A lot of chatter over the Charlotte Observer story concerning the use of Stingray, a super tech spy gadget that LE is using across the nation to track and ease drop on thugs and ghetto rats.
Of course the story line is all about constitutional rights and the ever increasing scope of government in the "big brother" age.
But the back story is rather interesting:
As with much of CMPD the budget and expense approval process is all smoke and mirrors.
From the Observer:
"Charlotte City Council voted unanimously without debate in 2012 to spend about $357,000 to update the equipment for CMPD.
Some members now say they don’t remember the vote and do not know much about the surveillance."
Well no surprise there, these folks are actually paid to at least read the motion that is put before them and hopefully understand the facts. But more often than not they approve budget requests without discussion.
Autry said he plans to meet with city attorneys.
"I am a Fourth Amendment kind of guy,” Autry said, referring to constitutional protections. “I have some pertinent questions that will spark some discussion.”
Council member LaWana Mayfield said she would also talk with city attorneys. Mayfield said she did not know about the surveillance technology before she was contacted by a reporter Monday.

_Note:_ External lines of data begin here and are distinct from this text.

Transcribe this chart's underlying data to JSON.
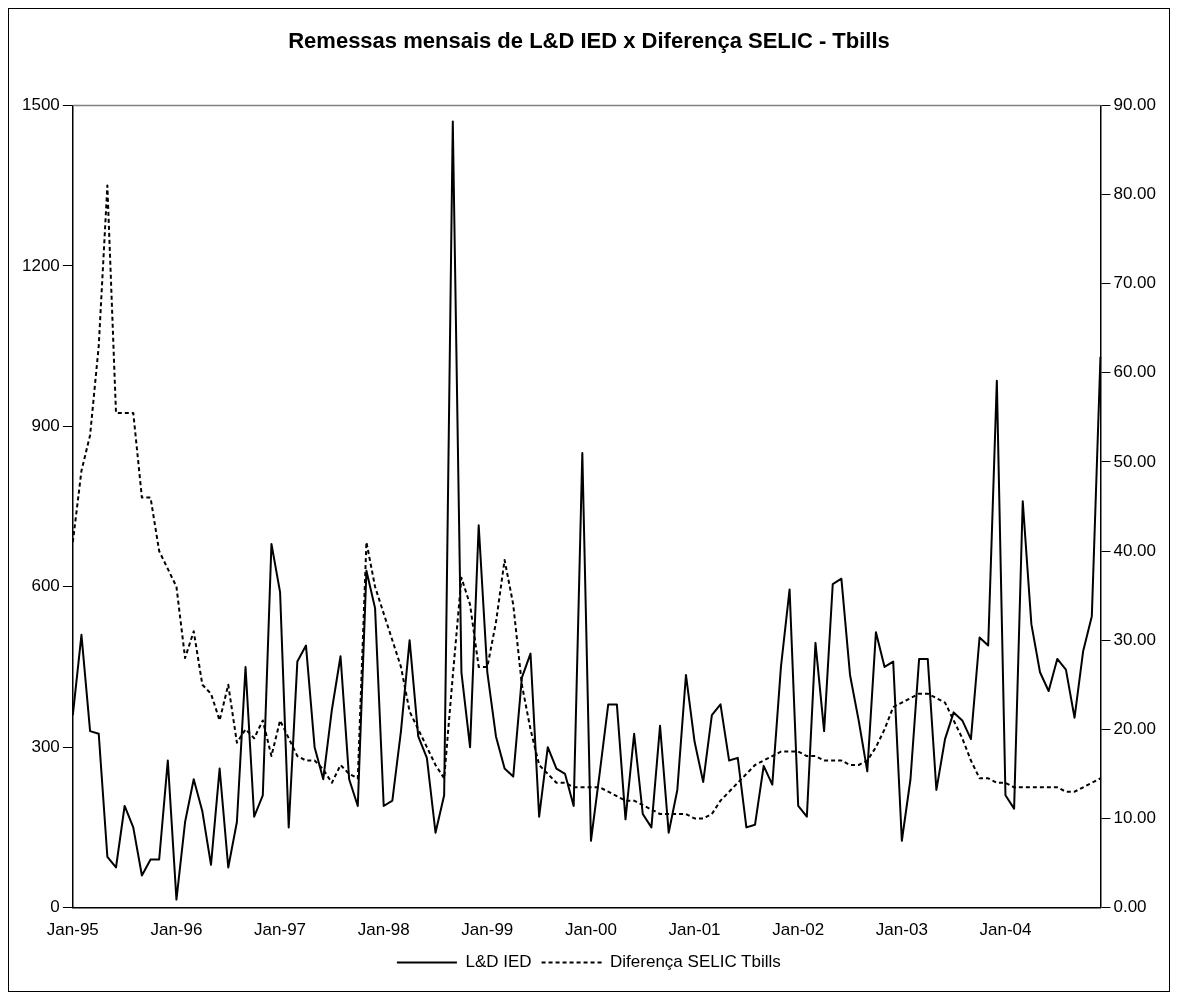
{
  "chart_data": {
    "type": "line",
    "title": "Remessas mensais de L&D IED x Diferença SELIC - Tbills",
    "categories": [
      "Jan-95",
      null,
      null,
      null,
      null,
      null,
      null,
      null,
      null,
      null,
      null,
      null,
      "Jan-96",
      null,
      null,
      null,
      null,
      null,
      null,
      null,
      null,
      null,
      null,
      null,
      "Jan-97",
      null,
      null,
      null,
      null,
      null,
      null,
      null,
      null,
      null,
      null,
      null,
      "Jan-98",
      null,
      null,
      null,
      null,
      null,
      null,
      null,
      null,
      null,
      null,
      null,
      "Jan-99",
      null,
      null,
      null,
      null,
      null,
      null,
      null,
      null,
      null,
      null,
      null,
      "Jan-00",
      null,
      null,
      null,
      null,
      null,
      null,
      null,
      null,
      null,
      null,
      null,
      "Jan-01",
      null,
      null,
      null,
      null,
      null,
      null,
      null,
      null,
      null,
      null,
      null,
      "Jan-02",
      null,
      null,
      null,
      null,
      null,
      null,
      null,
      null,
      null,
      null,
      null,
      "Jan-03",
      null,
      null,
      null,
      null,
      null,
      null,
      null,
      null,
      null,
      null,
      null,
      "Jan-04",
      null,
      null,
      null,
      null,
      null,
      null,
      null,
      null,
      null,
      null,
      null
    ],
    "series": [
      {
        "name": "L&D IED",
        "color": "#000000",
        "line_style": "solid",
        "values": [
          360,
          510,
          330,
          325,
          95,
          75,
          190,
          150,
          60,
          90,
          90,
          275,
          15,
          160,
          240,
          180,
          80,
          260,
          75,
          160,
          450,
          170,
          210,
          680,
          590,
          150,
          460,
          490,
          300,
          240,
          370,
          470,
          240,
          190,
          630,
          560,
          190,
          200,
          330,
          500,
          320,
          280,
          140,
          210,
          1470,
          440,
          300,
          715,
          440,
          320,
          260,
          245,
          430,
          475,
          170,
          300,
          260,
          250,
          190,
          850,
          125,
          250,
          380,
          380,
          165,
          325,
          175,
          150,
          340,
          140,
          220,
          435,
          310,
          235,
          360,
          380,
          275,
          280,
          150,
          155,
          265,
          230,
          450,
          595,
          190,
          170,
          495,
          330,
          605,
          615,
          435,
          350,
          255,
          515,
          450,
          460,
          125,
          240,
          465,
          465,
          220,
          315,
          365,
          350,
          315,
          505,
          490,
          985,
          210,
          185,
          760,
          530,
          440,
          405,
          465,
          445,
          355,
          480,
          545,
          1030
        ]
      },
      {
        "name": "Diferença SELIC Tbills",
        "color": "#000000",
        "line_style": "dashed",
        "axis": "y2",
        "values": [
          41,
          49,
          53,
          63,
          81,
          55.5,
          55.5,
          55.5,
          46,
          46,
          40,
          38,
          36,
          28,
          31,
          25,
          24,
          21,
          25,
          18.5,
          20,
          19,
          21,
          17,
          21,
          19,
          17,
          16.5,
          16.5,
          15.5,
          14,
          16,
          15,
          14.5,
          41,
          36,
          33,
          30,
          27,
          22,
          20,
          18,
          16,
          14.5,
          26,
          37,
          34,
          27,
          27,
          32,
          39,
          34,
          25,
          20,
          16,
          15,
          14,
          14,
          13.5,
          13.5,
          13.5,
          13.5,
          13,
          12.5,
          12,
          12,
          11.5,
          11,
          10.5,
          10.5,
          10.5,
          10.5,
          10,
          10,
          10.5,
          12,
          13,
          14,
          15,
          16,
          16.5,
          17,
          17.5,
          17.5,
          17.5,
          17,
          17,
          16.5,
          16.5,
          16.5,
          16,
          16,
          16.5,
          18,
          20,
          22.5,
          23,
          23.5,
          24,
          24,
          23.5,
          23,
          21,
          19,
          16.5,
          14.5,
          14.5,
          14,
          14,
          13.5,
          13.5,
          13.5,
          13.5,
          13.5,
          13.5,
          13,
          13,
          13.5,
          14,
          14.5
        ]
      }
    ],
    "ylim": [
      0,
      1500
    ],
    "yticks": [
      0,
      300,
      600,
      900,
      1200,
      1500
    ],
    "y2lim": [
      0,
      90
    ],
    "y2ticks": [
      {
        "value": 0,
        "label": "0.00"
      },
      {
        "value": 10,
        "label": "10.00"
      },
      {
        "value": 20,
        "label": "20.00"
      },
      {
        "value": 30,
        "label": "30.00"
      },
      {
        "value": 40,
        "label": "40.00"
      },
      {
        "value": 50,
        "label": "50.00"
      },
      {
        "value": 60,
        "label": "60.00"
      },
      {
        "value": 70,
        "label": "70.00"
      },
      {
        "value": 80,
        "label": "80.00"
      },
      {
        "value": 90,
        "label": "90.00"
      }
    ],
    "grid": false,
    "legend": "bottom",
    "marker": "none"
  }
}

The issue is concerning, she said, because since the Sept. 11 attacks “rights that have been taken for granted are being slowly eradicated.”
Senior Assistant City Attorney Judith Emken did not respond to questions on Monday. City Manager Ron Carlee said he could not talk because he was in a meeting.
Cellphones send signals to nearby towers whether they are in use or not. A device city officials call a cell site simulator tricks phones into electronically identifying themselves and transmitting data to police instead of the closest cell tower.
Privacy groups say the equipment is powerful enough to collect cellphone information from an entire apartment building. They claim it gives law enforcement the ability to gather voice, text and other data from phones.
Charlotte officials have refused to divulge details about the city’s equipment but did defend how CMPD uses its cellphone tracker.
CMPD does not capture the voice contents of phone calls, Emken has said. She said officers do not store data that is retrieved.